Chronic Hepatitis B

Hepatitis B is one of the most common causes of chronic viral infection. It is estimated that over 400 million individuals are affected by this condition worldwide. In fact, up to 15-20% of patients with this virus will unfortunately die from this condition. It is therefore an extremely important illness, that needs to be effectively treated and prevented.

Hepatitis B virus is often transmitted from an infected mother to a newborn child, during birth. This form of infection called vertical transmission is the most common mode of infection of this virus for most affected individuals. It can also be transmitted through blood and sexual contact. However, hepatitis B is not transmitted by casual physical contact, or from food source. Thus, shaking hands with stranger or food does not pose risk for contracting this illness. Fortunately, this virus can be entirely prevented by timely vaccination.

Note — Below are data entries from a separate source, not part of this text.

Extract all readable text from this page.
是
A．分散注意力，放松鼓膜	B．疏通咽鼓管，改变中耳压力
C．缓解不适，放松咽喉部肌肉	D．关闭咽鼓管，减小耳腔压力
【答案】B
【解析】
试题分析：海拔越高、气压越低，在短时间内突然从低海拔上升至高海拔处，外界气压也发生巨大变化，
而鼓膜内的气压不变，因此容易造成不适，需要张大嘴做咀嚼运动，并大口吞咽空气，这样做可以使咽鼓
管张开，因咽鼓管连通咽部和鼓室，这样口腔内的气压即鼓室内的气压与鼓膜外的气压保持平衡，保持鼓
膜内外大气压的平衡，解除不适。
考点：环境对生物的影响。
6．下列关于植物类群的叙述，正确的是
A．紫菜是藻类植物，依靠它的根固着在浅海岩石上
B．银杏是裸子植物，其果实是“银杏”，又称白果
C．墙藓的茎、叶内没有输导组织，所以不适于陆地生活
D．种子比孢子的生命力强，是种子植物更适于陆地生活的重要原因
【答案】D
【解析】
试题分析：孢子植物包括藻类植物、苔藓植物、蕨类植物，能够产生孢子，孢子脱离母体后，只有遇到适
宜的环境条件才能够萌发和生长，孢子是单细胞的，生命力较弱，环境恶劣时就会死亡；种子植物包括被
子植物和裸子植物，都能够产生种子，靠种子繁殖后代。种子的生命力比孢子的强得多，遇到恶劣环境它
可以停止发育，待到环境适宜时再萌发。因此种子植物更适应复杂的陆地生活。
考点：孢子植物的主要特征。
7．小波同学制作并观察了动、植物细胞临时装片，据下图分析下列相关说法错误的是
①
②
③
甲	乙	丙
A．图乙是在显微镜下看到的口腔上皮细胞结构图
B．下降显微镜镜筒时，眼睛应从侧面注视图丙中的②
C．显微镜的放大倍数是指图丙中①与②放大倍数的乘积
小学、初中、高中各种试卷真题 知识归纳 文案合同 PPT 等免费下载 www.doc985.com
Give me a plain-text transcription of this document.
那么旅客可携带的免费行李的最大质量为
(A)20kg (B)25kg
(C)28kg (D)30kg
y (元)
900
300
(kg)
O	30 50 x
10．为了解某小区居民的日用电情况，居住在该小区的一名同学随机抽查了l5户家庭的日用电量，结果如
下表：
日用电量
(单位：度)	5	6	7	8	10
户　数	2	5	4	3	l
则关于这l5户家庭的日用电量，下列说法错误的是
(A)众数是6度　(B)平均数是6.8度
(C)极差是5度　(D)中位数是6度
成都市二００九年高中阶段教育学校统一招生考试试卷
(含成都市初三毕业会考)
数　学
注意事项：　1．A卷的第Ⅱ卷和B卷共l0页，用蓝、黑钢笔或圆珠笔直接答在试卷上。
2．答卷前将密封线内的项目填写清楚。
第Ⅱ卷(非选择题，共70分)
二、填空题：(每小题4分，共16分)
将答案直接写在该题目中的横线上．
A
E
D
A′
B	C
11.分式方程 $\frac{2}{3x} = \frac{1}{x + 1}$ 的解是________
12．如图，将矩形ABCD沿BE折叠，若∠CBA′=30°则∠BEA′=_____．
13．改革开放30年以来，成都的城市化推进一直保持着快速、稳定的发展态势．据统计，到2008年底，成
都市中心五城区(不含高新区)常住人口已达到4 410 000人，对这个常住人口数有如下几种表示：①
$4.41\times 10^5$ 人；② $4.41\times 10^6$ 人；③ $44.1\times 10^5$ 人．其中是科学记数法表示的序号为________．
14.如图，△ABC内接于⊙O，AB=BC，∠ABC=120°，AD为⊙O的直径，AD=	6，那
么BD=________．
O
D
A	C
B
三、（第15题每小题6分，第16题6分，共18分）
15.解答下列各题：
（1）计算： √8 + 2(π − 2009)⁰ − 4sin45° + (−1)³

Hepatitis B is defined as chronic when the infection lasts longer than 6 months in duration. Many patients with chronic hepatitis B infection may not be aware of their illness, because there may be very few symptoms associated with the disease. However, as the disease advances, many begin to complain of persistent and chronic fatigue. Some may complain of anorexia, nausea, and weight loss. As the disease advances further, there may be symptoms such as yellowing of the skin, vomiting of blood, fluid in the abdomen, and altered level of consciousness and confusion. In fact, the most worrisome complication of chronic hepatitis B is the development of cirrhosis or the hardening of liver, and liver cancer, known as hepatoma.

The diagnosis of hepatitis B is made based on blood tests. Most commonly performed tests include hepatitis B surface antigen and antibody, and liver function test. For confirmed cases of hepatitis B, we may recommend further testing including viral DNA level, alpha-feto-protein, a marker for liver cancer, and sonogram of the liver.

There are currently two main types of treatment options available for patients with chronic hepatitis B. They include anti-viral drugs and sometimes interferon. The anti-viral drugs work by suppressing viral DNA replication. These anti-viral drugs may be very effective in preventing cirrhosis and liver cancer, although chronic, life-long therapy is often required.

Chronic hepatitis B is an extremely serious condition. For individuals with this illness, it is very important that they undergo a regular check-up including periodic liver function test, AFP determination, and sonogram. It is also advisable to avoid alcohol, and any unnecessary medication. For individuals with active viral replication, the treatment with anti-viral drugs is recommended to prevent potential complications including cirrhosis and hepatoma.